You’ll need to take along your passport, work permit (if applicable) and passport photos. You’ll be issued with a Certificate of Registration, and either an A residence card if you are staying for a specific amount of time, or a B residence card if you are allowed to stay in Belgium indefinitely.

Besides registration, you will also need set up the necessary aspects for living in Belgium, such as a bank account, health insurance and more. See the necessary steps in our checklist for after you move to Belgium.

Citizenship and permanent residence in Belgium

Once you have resided in Belgium for a period of five uninterrupted years and you plan to stay in Belgium long term, you may qualify for permanent residency in Belgium. Certain residents will also be able to apply for Belgian nationality if they fulfil certain conditions. Both allow you to stay in Belgium indefinitely, working or otherwise, under similar conditions as Belgian citizens.

If you hold a Blue Card from another EU-member state, and have lived elsewhere in the EU for a certain period, this time can count towards your calculation of five years.

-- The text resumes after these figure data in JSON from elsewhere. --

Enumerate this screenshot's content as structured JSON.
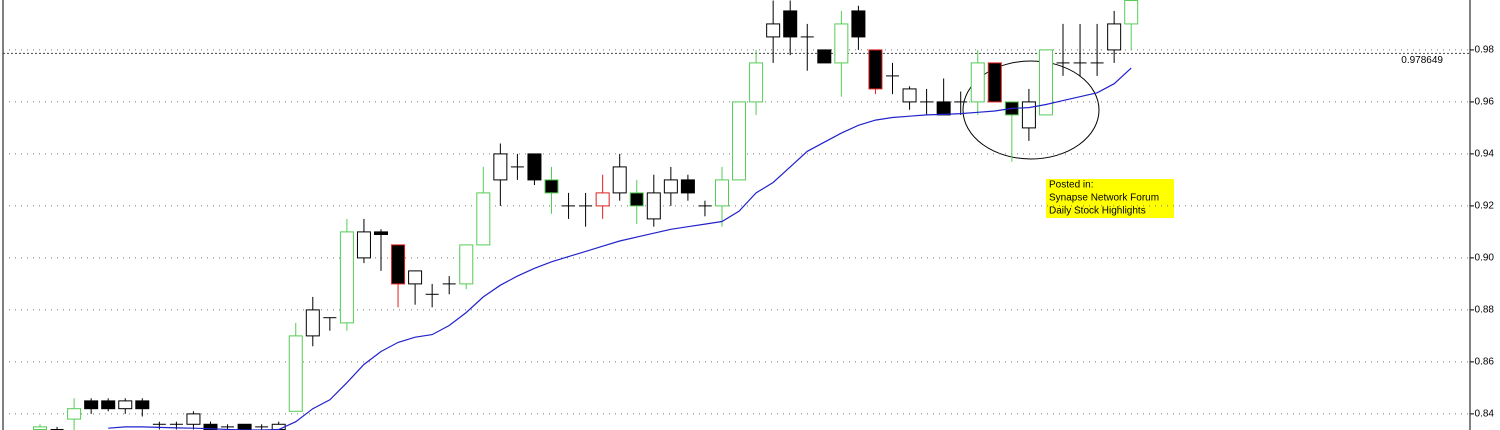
{
  "chart_data": {
    "type": "candlestick",
    "ylim": [
      0.8338,
      0.9992
    ],
    "yticks": [
      0.84,
      0.86,
      0.88,
      {
        "value": 0.9,
        "label": "0.90"
      },
      0.92,
      0.94,
      0.96,
      0.98
    ],
    "grid": true,
    "colors": {
      "green": "#55cc55",
      "black": "#000000",
      "red": "#e02020"
    },
    "series": [
      {
        "name": null,
        "open": [
          0.834,
          0.834,
          0.838,
          0.845,
          0.845,
          0.842,
          0.845,
          0.836,
          0.836,
          0.836,
          0.836,
          0.835,
          0.836,
          0.835,
          0.834,
          0.841,
          0.87,
          0.877,
          0.875,
          0.9,
          0.91,
          0.905,
          0.89,
          0.886,
          0.89,
          0.89,
          0.905,
          0.93,
          0.935,
          0.94,
          0.93,
          0.92,
          0.92,
          0.92,
          0.925,
          0.925,
          0.915,
          0.925,
          0.93,
          0.92,
          0.92,
          0.93,
          0.96,
          0.985,
          0.995,
          0.985,
          0.98,
          0.975,
          0.995,
          0.98,
          0.97,
          0.96,
          0.96,
          0.96,
          0.96,
          0.96,
          0.975,
          0.96,
          0.95,
          0.955,
          0.975,
          0.975,
          0.975,
          0.98,
          0.99
        ],
        "high": [
          0.836,
          0.835,
          0.846,
          0.846,
          0.846,
          0.846,
          0.846,
          0.837,
          0.837,
          0.841,
          0.837,
          0.836,
          0.836,
          0.836,
          0.837,
          0.875,
          0.885,
          0.877,
          0.915,
          0.915,
          0.911,
          0.905,
          0.895,
          0.89,
          0.893,
          0.905,
          0.935,
          0.944,
          0.94,
          0.94,
          0.935,
          0.925,
          0.925,
          0.932,
          0.94,
          0.93,
          0.932,
          0.935,
          0.932,
          0.922,
          0.935,
          0.96,
          0.98,
          0.999,
          0.999,
          0.99,
          0.98,
          0.995,
          0.997,
          0.98,
          0.975,
          0.966,
          0.965,
          0.969,
          0.964,
          0.98,
          0.975,
          0.96,
          0.965,
          0.98,
          0.99,
          0.99,
          0.99,
          0.995,
          0.999
        ],
        "low": [
          0.833,
          0.833,
          0.833,
          0.84,
          0.841,
          0.84,
          0.839,
          0.834,
          0.834,
          0.834,
          0.833,
          0.833,
          0.833,
          0.833,
          0.833,
          0.841,
          0.866,
          0.872,
          0.872,
          0.898,
          0.895,
          0.881,
          0.882,
          0.881,
          0.886,
          0.888,
          0.905,
          0.92,
          0.93,
          0.928,
          0.917,
          0.915,
          0.912,
          0.915,
          0.922,
          0.913,
          0.912,
          0.92,
          0.922,
          0.916,
          0.912,
          0.93,
          0.955,
          0.975,
          0.978,
          0.972,
          0.975,
          0.962,
          0.98,
          0.963,
          0.963,
          0.957,
          0.955,
          0.955,
          0.955,
          0.955,
          0.96,
          0.937,
          0.945,
          0.955,
          0.97,
          0.97,
          0.97,
          0.975,
          0.98
        ],
        "close": [
          0.835,
          0.834,
          0.842,
          0.842,
          0.842,
          0.845,
          0.842,
          0.836,
          0.836,
          0.84,
          0.834,
          0.835,
          0.834,
          0.835,
          0.836,
          0.87,
          0.88,
          0.877,
          0.91,
          0.91,
          0.909,
          0.89,
          0.895,
          0.886,
          0.89,
          0.905,
          0.925,
          0.94,
          0.935,
          0.93,
          0.925,
          0.92,
          0.92,
          0.925,
          0.935,
          0.92,
          0.925,
          0.93,
          0.925,
          0.92,
          0.93,
          0.96,
          0.975,
          0.99,
          0.985,
          0.985,
          0.975,
          0.99,
          0.985,
          0.965,
          0.97,
          0.965,
          0.96,
          0.955,
          0.96,
          0.975,
          0.96,
          0.955,
          0.96,
          0.98,
          0.975,
          0.975,
          0.975,
          0.99,
          0.999
        ],
        "outline": [
          "green",
          "black",
          "green",
          "black",
          "black",
          "black",
          "black",
          "black",
          "black",
          "black",
          "black",
          "black",
          "black",
          "black",
          "black",
          "green",
          "black",
          "black",
          "green",
          "black",
          "black",
          "red",
          "black",
          "black",
          "black",
          "green",
          "green",
          "black",
          "black",
          "black",
          "green",
          "black",
          "black",
          "red",
          "black",
          "green",
          "black",
          "black",
          "black",
          "black",
          "green",
          "green",
          "green",
          "black",
          "black",
          "black",
          "black",
          "green",
          "black",
          "red",
          "black",
          "black",
          "black",
          "black",
          "black",
          "green",
          "red",
          "green",
          "black",
          "green",
          "black",
          "black",
          "black",
          "black",
          "green"
        ]
      }
    ],
    "moving_average": {
      "color": "#2222cc",
      "values": [
        null,
        null,
        null,
        null,
        0.8345,
        0.835,
        0.835,
        0.8348,
        0.8346,
        0.8345,
        0.8343,
        0.834,
        0.8338,
        0.8338,
        0.834,
        0.837,
        0.842,
        0.8454,
        0.852,
        0.859,
        0.864,
        0.8675,
        0.8695,
        0.8705,
        0.874,
        0.879,
        0.885,
        0.8895,
        0.893,
        0.896,
        0.8985,
        0.9005,
        0.9025,
        0.9045,
        0.9065,
        0.908,
        0.9095,
        0.911,
        0.912,
        0.913,
        0.914,
        0.918,
        0.925,
        0.929,
        0.935,
        0.941,
        0.9445,
        0.948,
        0.951,
        0.953,
        0.954,
        0.9545,
        0.955,
        0.9552,
        0.9555,
        0.956,
        0.9565,
        0.9575,
        0.9578,
        0.959,
        0.9605,
        0.962,
        0.9635,
        0.967,
        0.973
      ]
    },
    "reference_line": {
      "value": 0.978649
    },
    "annotation": [
      "Posted in:",
      "Synapse Network Forum",
      "Daily Stock Highlights"
    ]
  }
}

For more information, see our guide to Belgian citizenship and permanent residence.

Asylum seekers and refugees in Belgium

Belgium is signed up to the Geneva Convention so all foreigners who enter the country have the right to apply for asylum. The first step towards applying for asylum in Belgium is submitting an application to the General Commissariat for Refugees and Stateless Persons (CGRS). Applicants are then sent to a reception center while the application is processed, where they receive lodging, meals and medical support. Decisions usually take around 3-6 months. If the asylum case is rejected, an appeal can be lodged within 30 days. Asylum seekers will be interviewed about their application as part of the process. If they are granted refugee status, they will be given residency in Belgium for an unlimited period of time. Rejected applicants will not be able to stay in Belgium and will be expected to leave within a specified period. Belgium had around 20,000 first time asylum applicants from non-EU countries in 2018, the 8th highest in the EU.